While 2011 was an exciting year, 2012 was an even better, I met my now husband. You know the one I thought I didn’t deserve. Let me tell you, the support he has provided is amazing and he truly is my biggest fan. He is always there to help if my blood sugars are low, asking what he needs to get. His passion of always wanting to learn more about the disease is comforting and gets just as excited as I do when my A1c has improved. He puts drive in me to strive for better but keeps me level headed when I get frustrated because sometimes diabetes doesn’t make sense. He is always there to keep me grounded and let me know that I am doing well. They do say we are hardest on ourselves and now I see that this is true.

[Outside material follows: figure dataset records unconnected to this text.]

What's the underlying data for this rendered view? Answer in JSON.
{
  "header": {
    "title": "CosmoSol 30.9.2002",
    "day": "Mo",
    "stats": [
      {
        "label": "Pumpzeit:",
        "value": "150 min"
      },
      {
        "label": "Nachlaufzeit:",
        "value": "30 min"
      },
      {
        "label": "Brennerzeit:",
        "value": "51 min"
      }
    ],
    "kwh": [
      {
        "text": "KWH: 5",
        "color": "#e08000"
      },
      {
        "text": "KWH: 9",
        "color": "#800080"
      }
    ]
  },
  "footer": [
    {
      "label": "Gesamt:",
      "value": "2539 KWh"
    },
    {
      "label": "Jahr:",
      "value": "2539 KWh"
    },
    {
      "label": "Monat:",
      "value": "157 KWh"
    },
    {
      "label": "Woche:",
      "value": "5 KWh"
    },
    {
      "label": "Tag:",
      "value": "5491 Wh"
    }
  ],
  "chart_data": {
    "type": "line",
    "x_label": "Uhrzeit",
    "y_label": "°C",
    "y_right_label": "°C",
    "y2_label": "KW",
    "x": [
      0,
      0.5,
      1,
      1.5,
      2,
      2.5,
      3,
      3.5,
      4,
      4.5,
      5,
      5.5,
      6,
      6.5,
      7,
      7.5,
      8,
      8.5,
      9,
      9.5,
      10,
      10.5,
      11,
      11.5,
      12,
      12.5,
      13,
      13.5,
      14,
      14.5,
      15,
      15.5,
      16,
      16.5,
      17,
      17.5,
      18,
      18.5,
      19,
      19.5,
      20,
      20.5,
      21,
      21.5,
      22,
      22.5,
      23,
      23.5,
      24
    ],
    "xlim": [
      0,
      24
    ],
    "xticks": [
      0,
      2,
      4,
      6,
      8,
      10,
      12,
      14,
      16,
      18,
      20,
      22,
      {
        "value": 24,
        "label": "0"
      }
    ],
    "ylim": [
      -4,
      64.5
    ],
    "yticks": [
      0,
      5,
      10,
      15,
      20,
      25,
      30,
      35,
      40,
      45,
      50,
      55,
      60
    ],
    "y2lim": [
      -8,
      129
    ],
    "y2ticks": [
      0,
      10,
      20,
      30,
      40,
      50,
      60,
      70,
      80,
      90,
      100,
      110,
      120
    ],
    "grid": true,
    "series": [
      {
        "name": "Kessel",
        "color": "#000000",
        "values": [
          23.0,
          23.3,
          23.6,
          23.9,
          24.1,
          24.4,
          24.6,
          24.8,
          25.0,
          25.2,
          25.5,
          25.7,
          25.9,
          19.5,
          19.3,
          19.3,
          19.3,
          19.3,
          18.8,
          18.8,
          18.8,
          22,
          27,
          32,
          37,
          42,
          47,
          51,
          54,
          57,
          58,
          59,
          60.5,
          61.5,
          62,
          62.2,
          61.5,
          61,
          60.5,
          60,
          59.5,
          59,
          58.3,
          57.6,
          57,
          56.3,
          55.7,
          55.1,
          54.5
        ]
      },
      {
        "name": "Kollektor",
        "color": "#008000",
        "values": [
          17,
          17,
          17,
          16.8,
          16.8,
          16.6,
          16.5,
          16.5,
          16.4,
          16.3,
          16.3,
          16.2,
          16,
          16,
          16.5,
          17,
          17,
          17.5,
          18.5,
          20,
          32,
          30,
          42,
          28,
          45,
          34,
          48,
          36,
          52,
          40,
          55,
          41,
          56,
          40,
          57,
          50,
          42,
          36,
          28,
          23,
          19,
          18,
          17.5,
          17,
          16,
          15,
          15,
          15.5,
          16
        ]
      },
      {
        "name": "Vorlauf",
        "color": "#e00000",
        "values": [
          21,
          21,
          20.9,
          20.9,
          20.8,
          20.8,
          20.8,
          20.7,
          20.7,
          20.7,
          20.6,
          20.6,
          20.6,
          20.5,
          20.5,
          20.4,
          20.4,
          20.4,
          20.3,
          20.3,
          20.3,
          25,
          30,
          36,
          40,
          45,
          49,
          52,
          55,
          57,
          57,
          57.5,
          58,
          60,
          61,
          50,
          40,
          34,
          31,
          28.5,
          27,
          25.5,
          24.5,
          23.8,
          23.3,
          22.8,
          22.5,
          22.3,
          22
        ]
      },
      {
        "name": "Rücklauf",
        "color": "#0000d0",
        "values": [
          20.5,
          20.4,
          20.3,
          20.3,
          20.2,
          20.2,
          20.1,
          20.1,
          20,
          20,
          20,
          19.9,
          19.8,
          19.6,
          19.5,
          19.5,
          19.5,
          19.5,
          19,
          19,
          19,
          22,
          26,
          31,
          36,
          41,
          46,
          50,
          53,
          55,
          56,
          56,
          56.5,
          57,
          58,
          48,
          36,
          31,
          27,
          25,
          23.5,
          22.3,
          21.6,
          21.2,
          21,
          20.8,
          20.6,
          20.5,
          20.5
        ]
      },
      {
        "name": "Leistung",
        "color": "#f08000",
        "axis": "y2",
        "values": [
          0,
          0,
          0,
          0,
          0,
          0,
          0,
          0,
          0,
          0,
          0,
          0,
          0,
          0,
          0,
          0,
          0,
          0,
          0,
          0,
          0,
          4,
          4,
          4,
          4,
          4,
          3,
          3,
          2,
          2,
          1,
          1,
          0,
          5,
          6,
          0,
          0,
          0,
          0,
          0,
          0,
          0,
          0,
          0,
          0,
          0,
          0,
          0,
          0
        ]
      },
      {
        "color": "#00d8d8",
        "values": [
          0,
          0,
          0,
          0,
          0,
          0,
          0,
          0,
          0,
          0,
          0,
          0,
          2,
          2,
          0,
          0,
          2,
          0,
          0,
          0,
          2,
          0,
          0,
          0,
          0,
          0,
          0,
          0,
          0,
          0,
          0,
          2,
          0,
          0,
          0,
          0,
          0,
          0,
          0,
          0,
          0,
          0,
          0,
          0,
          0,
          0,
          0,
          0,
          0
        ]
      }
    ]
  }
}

Diabetes, what was once a demon to me, has now turned into a passion. If you were to ask me 10-15 years ago if I wanted to educate others about diabetes, the answer would have been no. I can; however, now say that diabetes is an absolute passion. I love sharing my knowledge and teaching others about this disease. I use to have a fear of telling people I had diabetes because the negative views people have of the disease, but being a nurse I have educated others in the field more about the disease. I know embrace that I have diabetes and share my experiences, believe me when I say this diabetes is constant and it takes a lot of work but it is manageable and definitely rewarding. It has helped define and shape who I am and can honestly say I don’t think I would be where I am without this experience. I now firmly believe you can turn a negative experience into a positive one. While I don’t currently work in the diabetes realm, I hope to someday soon so I can share my experience and encourage others to share their experiences and take control of their diabetes.
Medical advances and strong effort on Kaitlin’s part allowed her to take a diabetes diagnosis and turn it into a testament of her ability have control over her health.
The team at Promerica Health thanks Kaitlin for sharing her story!